Tony Abeyta (born November 6, 1965) is a contemporary Navajo Diné artist living between Berkeley California and Santa Fe, New Mexico. Abeyta's work is most well known as mixed media paintings and oil landscapes of the American southwest. His subject matter includes the New Mexico landscape, ancestral Navajo iconography and American Modernism

== Early life and education ==
Abeyta was born in Gallup, New Mexico to Navajo painter Narciso "Ciso" Platero Abeyta and Sylvia Ann, a Quaker ceramics artist. He was the youngest of three children.
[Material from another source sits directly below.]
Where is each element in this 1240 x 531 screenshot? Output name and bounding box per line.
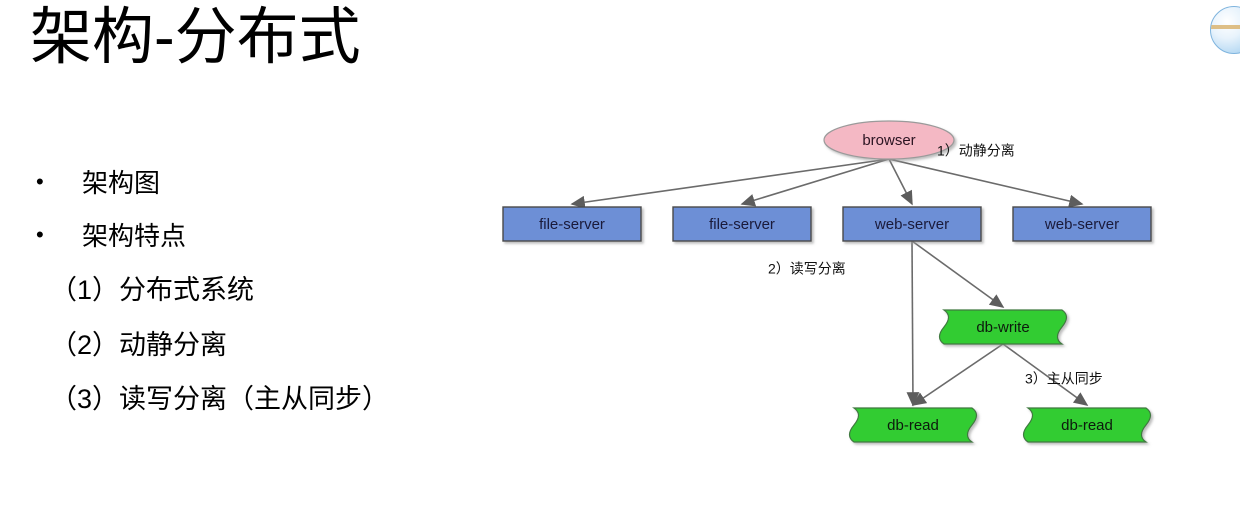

He received an Associate of Fine Arts degree from the Institute of American Indian Arts in Santa Fe in 1986, where he received the T.C. Cannon memorial scholarship and later, an honorary doctorate of humanities. He earned a Bachelor of Fine Arts from the Maryland Institute College of Art in 1999 and a Master of Fine Arts from New York University in 2004. Aside from his homes in New Mexico and California, he has worked and studied in Baltimore, New York, Chicago, Florence, Italy, Venice, Italy, and the South of France.

== Career ==
Abeyta has lived and painted in both Santa Fe New Mexico and Berkeley, California. He has had numerous solo shows in Santa Fe and Sedona, Arizona, and has participated in multiple group shows in Santa Fe, Sedona, Los Angeles, California, and New York, New York.

His work has been included in the Smithsonian's National Museum of the American Indian, Washington D.C., Museum of Fine Arts, Boston, Museum of Contemporary Native Art, Santa Fe, New Mexico, Wheelwright Museum, Santa Fe, New Mexico, Museum of Indian arts and Culture Santa Fe, New Mexico, Philbrook Museum, Tulsa, Oklahoma, Heard Museum, Phoenix, Arizona, New Mexico Museum of Art, Santa Fe, New Mexico, Denver Art Museum, Denver, Colorado, Crocker Art Museum, Sacramento, California, Autry Museum of the American West, Los Angeles, California, the Eiteljorg Museum, Indianapolis Indiana, the James Museum, Saint Petersburg, Florida, and murals at the historic La Fonda Hotel, Santa Fe, NM.

His awards include the New Mexico Governor's Excellence in the Arts Award in 2012, the Native Treasures Living Treasure in 2012 by the Museum of Indian Arts and Culture, the Gene Autry Memorial Award in 2018 from the Autry Museum of the American West, and the 2023 Medal of Arts, Art in Embassies, U.S. Department of State.